To solve the problem, we will use the Henderson-Hasselbalch equation, which relates the pH of a solution to the pKa of the acid and the ratio of the concentrations of the salt and the acid. ### Step-by-Step Solution: 1. **Understanding the Henderson-Hasselbalch Equation**: The equation is given by: \[ \text{pH} = \text{pK}_a + \log\left(\frac{[\text{Salt}]}{[\text{Acid}]}\right) \] where \([\text{Salt}]\) is the concentration of the salt and \([\text{Acid}]\) is the concentration of the weak acid. 2. **Initial Condition**: Let’s denote the initial concentration of the salt as \([\text{Salt}]_1\) and the concentration of the acid as \([\text{Acid}]_1\). The initial pH can be expressed as: \[ \text{pH}_1 = \text{pK}_a + \log\left(\frac{[\text{Salt}]_1}{[\text{Acid}]_1}\right) \] 3. **Change in Concentration**: According to the problem, the ratio of the concentration of salt to acid is increased tenfold.
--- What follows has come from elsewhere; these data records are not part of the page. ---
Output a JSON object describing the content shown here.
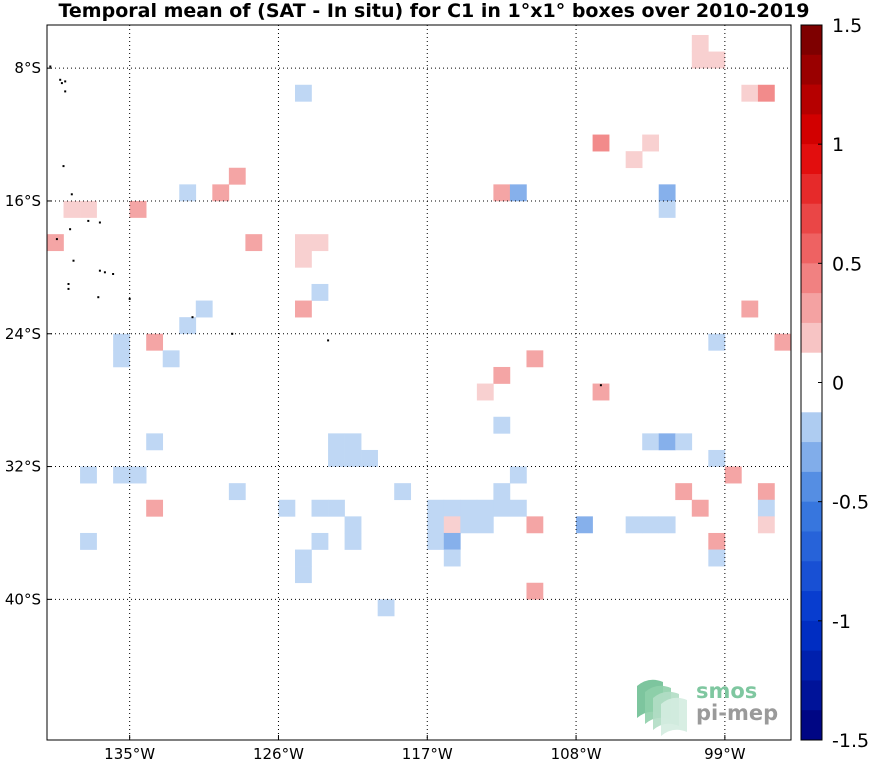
{
  "chart_data": {
    "type": "heatmap",
    "title": "Temporal mean of (SAT - In situ) for C1 in 1°x1° boxes over 2010-2019",
    "xlim": [
      -140,
      -95
    ],
    "ylim": [
      -45,
      -5
    ],
    "x_ticks": [
      {
        "value": -135,
        "label": "135°W"
      },
      {
        "value": -126,
        "label": "126°W"
      },
      {
        "value": -117,
        "label": "117°W"
      },
      {
        "value": -108,
        "label": "108°W"
      },
      {
        "value": -99,
        "label": "99°W"
      }
    ],
    "y_ticks": [
      {
        "value": -8,
        "label": "8°S"
      },
      {
        "value": -16,
        "label": "16°S"
      },
      {
        "value": -24,
        "label": "24°S"
      },
      {
        "value": -32,
        "label": "32°S"
      },
      {
        "value": -40,
        "label": "40°S"
      }
    ],
    "grid": true,
    "colorbar": {
      "vmin": -1.5,
      "vmax": 1.5,
      "ticks": [
        {
          "value": 1.5,
          "label": "1.5"
        },
        {
          "value": 1,
          "label": "1"
        },
        {
          "value": 0.5,
          "label": "0.5"
        },
        {
          "value": 0,
          "label": "0"
        },
        {
          "value": -0.5,
          "label": "-0.5"
        },
        {
          "value": -1,
          "label": "-1"
        },
        {
          "value": -1.5,
          "label": "-1.5"
        }
      ]
    },
    "cells": [
      {
        "lon": -100.5,
        "lat": -6.5,
        "value": 0.15
      },
      {
        "lon": -100.5,
        "lat": -7.5,
        "value": 0.15
      },
      {
        "lon": -99.5,
        "lat": -7.5,
        "value": 0.15
      },
      {
        "lon": -124.5,
        "lat": -9.5,
        "value": -0.15
      },
      {
        "lon": -97.5,
        "lat": -9.5,
        "value": 0.15
      },
      {
        "lon": -96.5,
        "lat": -9.5,
        "value": 0.4
      },
      {
        "lon": -106.5,
        "lat": -12.5,
        "value": 0.4
      },
      {
        "lon": -103.5,
        "lat": -12.5,
        "value": 0.15
      },
      {
        "lon": -104.5,
        "lat": -13.5,
        "value": 0.15
      },
      {
        "lon": -128.5,
        "lat": -14.5,
        "value": 0.3
      },
      {
        "lon": -131.5,
        "lat": -15.5,
        "value": -0.15
      },
      {
        "lon": -129.5,
        "lat": -15.5,
        "value": 0.3
      },
      {
        "lon": -112.5,
        "lat": -15.5,
        "value": 0.3
      },
      {
        "lon": -111.5,
        "lat": -15.5,
        "value": -0.3
      },
      {
        "lon": -102.5,
        "lat": -15.5,
        "value": -0.3
      },
      {
        "lon": -138.5,
        "lat": -16.5,
        "value": 0.15
      },
      {
        "lon": -137.5,
        "lat": -16.5,
        "value": 0.15
      },
      {
        "lon": -134.5,
        "lat": -16.5,
        "value": 0.3
      },
      {
        "lon": -102.5,
        "lat": -16.5,
        "value": -0.15
      },
      {
        "lon": -139.5,
        "lat": -18.5,
        "value": 0.3
      },
      {
        "lon": -127.5,
        "lat": -18.5,
        "value": 0.3
      },
      {
        "lon": -124.5,
        "lat": -18.5,
        "value": 0.15
      },
      {
        "lon": -123.5,
        "lat": -18.5,
        "value": 0.15
      },
      {
        "lon": -124.5,
        "lat": -19.5,
        "value": 0.15
      },
      {
        "lon": -140.5,
        "lat": -20.5,
        "value": -0.15
      },
      {
        "lon": -140.5,
        "lat": -21.5,
        "value": -0.15
      },
      {
        "lon": -123.5,
        "lat": -21.5,
        "value": -0.15
      },
      {
        "lon": -130.5,
        "lat": -22.5,
        "value": -0.15
      },
      {
        "lon": -124.5,
        "lat": -22.5,
        "value": 0.3
      },
      {
        "lon": -97.5,
        "lat": -22.5,
        "value": 0.3
      },
      {
        "lon": -131.5,
        "lat": -23.5,
        "value": -0.15
      },
      {
        "lon": -135.5,
        "lat": -24.5,
        "value": -0.15
      },
      {
        "lon": -133.5,
        "lat": -24.5,
        "value": 0.3
      },
      {
        "lon": -99.5,
        "lat": -24.5,
        "value": -0.15
      },
      {
        "lon": -95.5,
        "lat": -24.5,
        "value": 0.3
      },
      {
        "lon": -135.5,
        "lat": -25.5,
        "value": -0.15
      },
      {
        "lon": -132.5,
        "lat": -25.5,
        "value": -0.15
      },
      {
        "lon": -110.5,
        "lat": -25.5,
        "value": 0.3
      },
      {
        "lon": -112.5,
        "lat": -26.5,
        "value": 0.3
      },
      {
        "lon": -113.5,
        "lat": -27.5,
        "value": 0.15
      },
      {
        "lon": -106.5,
        "lat": -27.5,
        "value": 0.3
      },
      {
        "lon": -112.5,
        "lat": -29.5,
        "value": -0.15
      },
      {
        "lon": -133.5,
        "lat": -30.5,
        "value": -0.15
      },
      {
        "lon": -122.5,
        "lat": -30.5,
        "value": -0.15
      },
      {
        "lon": -121.5,
        "lat": -30.5,
        "value": -0.15
      },
      {
        "lon": -103.5,
        "lat": -30.5,
        "value": -0.15
      },
      {
        "lon": -102.5,
        "lat": -30.5,
        "value": -0.3
      },
      {
        "lon": -101.5,
        "lat": -30.5,
        "value": -0.15
      },
      {
        "lon": -122.5,
        "lat": -31.5,
        "value": -0.15
      },
      {
        "lon": -121.5,
        "lat": -31.5,
        "value": -0.15
      },
      {
        "lon": -120.5,
        "lat": -31.5,
        "value": -0.15
      },
      {
        "lon": -99.5,
        "lat": -31.5,
        "value": -0.15
      },
      {
        "lon": -137.5,
        "lat": -32.5,
        "value": -0.15
      },
      {
        "lon": -135.5,
        "lat": -32.5,
        "value": -0.15
      },
      {
        "lon": -134.5,
        "lat": -32.5,
        "value": -0.15
      },
      {
        "lon": -111.5,
        "lat": -32.5,
        "value": -0.15
      },
      {
        "lon": -98.5,
        "lat": -32.5,
        "value": 0.3
      },
      {
        "lon": -128.5,
        "lat": -33.5,
        "value": -0.15
      },
      {
        "lon": -118.5,
        "lat": -33.5,
        "value": -0.15
      },
      {
        "lon": -112.5,
        "lat": -33.5,
        "value": -0.15
      },
      {
        "lon": -101.5,
        "lat": -33.5,
        "value": 0.3
      },
      {
        "lon": -96.5,
        "lat": -33.5,
        "value": 0.3
      },
      {
        "lon": -133.5,
        "lat": -34.5,
        "value": 0.3
      },
      {
        "lon": -125.5,
        "lat": -34.5,
        "value": -0.15
      },
      {
        "lon": -123.5,
        "lat": -34.5,
        "value": -0.15
      },
      {
        "lon": -122.5,
        "lat": -34.5,
        "value": -0.15
      },
      {
        "lon": -116.5,
        "lat": -34.5,
        "value": -0.15
      },
      {
        "lon": -115.5,
        "lat": -34.5,
        "value": -0.15
      },
      {
        "lon": -114.5,
        "lat": -34.5,
        "value": -0.15
      },
      {
        "lon": -113.5,
        "lat": -34.5,
        "value": -0.15
      },
      {
        "lon": -112.5,
        "lat": -34.5,
        "value": -0.15
      },
      {
        "lon": -111.5,
        "lat": -34.5,
        "value": -0.15
      },
      {
        "lon": -100.5,
        "lat": -34.5,
        "value": 0.3
      },
      {
        "lon": -96.5,
        "lat": -34.5,
        "value": -0.15
      },
      {
        "lon": -121.5,
        "lat": -35.5,
        "value": -0.15
      },
      {
        "lon": -116.5,
        "lat": -35.5,
        "value": -0.15
      },
      {
        "lon": -115.5,
        "lat": -35.5,
        "value": 0.15
      },
      {
        "lon": -114.5,
        "lat": -35.5,
        "value": -0.15
      },
      {
        "lon": -113.5,
        "lat": -35.5,
        "value": -0.15
      },
      {
        "lon": -110.5,
        "lat": -35.5,
        "value": 0.3
      },
      {
        "lon": -107.5,
        "lat": -35.5,
        "value": -0.3
      },
      {
        "lon": -104.5,
        "lat": -35.5,
        "value": -0.15
      },
      {
        "lon": -103.5,
        "lat": -35.5,
        "value": -0.15
      },
      {
        "lon": -102.5,
        "lat": -35.5,
        "value": -0.15
      },
      {
        "lon": -96.5,
        "lat": -35.5,
        "value": 0.15
      },
      {
        "lon": -137.5,
        "lat": -36.5,
        "value": -0.15
      },
      {
        "lon": -123.5,
        "lat": -36.5,
        "value": -0.15
      },
      {
        "lon": -121.5,
        "lat": -36.5,
        "value": -0.15
      },
      {
        "lon": -116.5,
        "lat": -36.5,
        "value": -0.15
      },
      {
        "lon": -115.5,
        "lat": -36.5,
        "value": -0.3
      },
      {
        "lon": -99.5,
        "lat": -36.5,
        "value": 0.3
      },
      {
        "lon": -124.5,
        "lat": -37.5,
        "value": -0.15
      },
      {
        "lon": -115.5,
        "lat": -37.5,
        "value": -0.15
      },
      {
        "lon": -99.5,
        "lat": -37.5,
        "value": -0.15
      },
      {
        "lon": -124.5,
        "lat": -38.5,
        "value": -0.15
      },
      {
        "lon": -110.5,
        "lat": -39.5,
        "value": 0.3
      },
      {
        "lon": -119.5,
        "lat": -40.5,
        "value": -0.15
      }
    ],
    "islands": [
      [
        -139.8,
        -7.9
      ],
      [
        -139.2,
        -8.7
      ],
      [
        -139.1,
        -8.9
      ],
      [
        -138.9,
        -8.8
      ],
      [
        -138.9,
        -9.4
      ],
      [
        -139.0,
        -13.9
      ],
      [
        -138.5,
        -15.6
      ],
      [
        -137.5,
        -17.2
      ],
      [
        -136.8,
        -17.3
      ],
      [
        -138.6,
        -17.7
      ],
      [
        -139.4,
        -18.3
      ],
      [
        -138.4,
        -19.6
      ],
      [
        -136.8,
        -20.2
      ],
      [
        -136.5,
        -20.3
      ],
      [
        -136.0,
        -20.4
      ],
      [
        -138.7,
        -21.0
      ],
      [
        -138.7,
        -21.3
      ],
      [
        -136.9,
        -21.8
      ],
      [
        -135.0,
        -21.9
      ],
      [
        -131.2,
        -23.0
      ],
      [
        -128.8,
        -24.0
      ],
      [
        -123.0,
        -24.4
      ],
      [
        -106.5,
        -27.1
      ]
    ],
    "logo": {
      "line1": "smos",
      "line2": "pi-mep"
    }
  }
}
Therefore, we have: \[ \frac{[\text{Salt}]_2}{[\text{Acid}]_2} = 10 \cdot \frac{[\text{Salt}]_1}{[\text{Acid}]_1} \] This means: \[ [\text{Salt}]_2 = 10 \cdot [\text{Salt}]_1 \quad \text{and} \quad [\text{Acid}]_2 = [\text{Acid}]_1 \] 4. **New pH Calculation**: Now, we can calculate the new pH using the Henderson-Hasselbalch equation: \[ \text{pH}_2 = \text{pK}_a + \log\left(\frac{[\text{Salt}]_2}{[\text{Acid}]_2}\right) \] Substituting the new concentrations: \[ \text{pH}_2 = \text{pK}_a + \log\left(\frac{10 \cdot [\text{Salt}]_1}{[\text{Acid}]_1}\right) \] This can be simplified to: \[ \text{pH}_2 = \text{pK}_a + \log(10) + \log\left(\frac{[\text{Salt}]_1}{[\text{Acid}]_1}\right) \] Since \(\log(10) = 1\), we have: \[ \text{pH}_2 = \text{pK}_a + 1 + \log\left(\frac{[\text{Salt}]_1}{[\text{Acid}]_1}\right) \] Thus, we can express \(\text{pH}_2\) in terms of \(\text{pH}_1\): \[ \text{pH}_2 = \text{pH}_1 + 1 \] 5. **Conclusion**: If the initial pH was \(\text{pH}_1\), the new pH after increasing the salt concentration tenfold will be: \[ \text{pH}_2 = \text{pH}_1 + 1 \] ### Final Answer: The pH of the solution after increasing the salt concentration tenfold is \(\text{pH}_1 + 1\).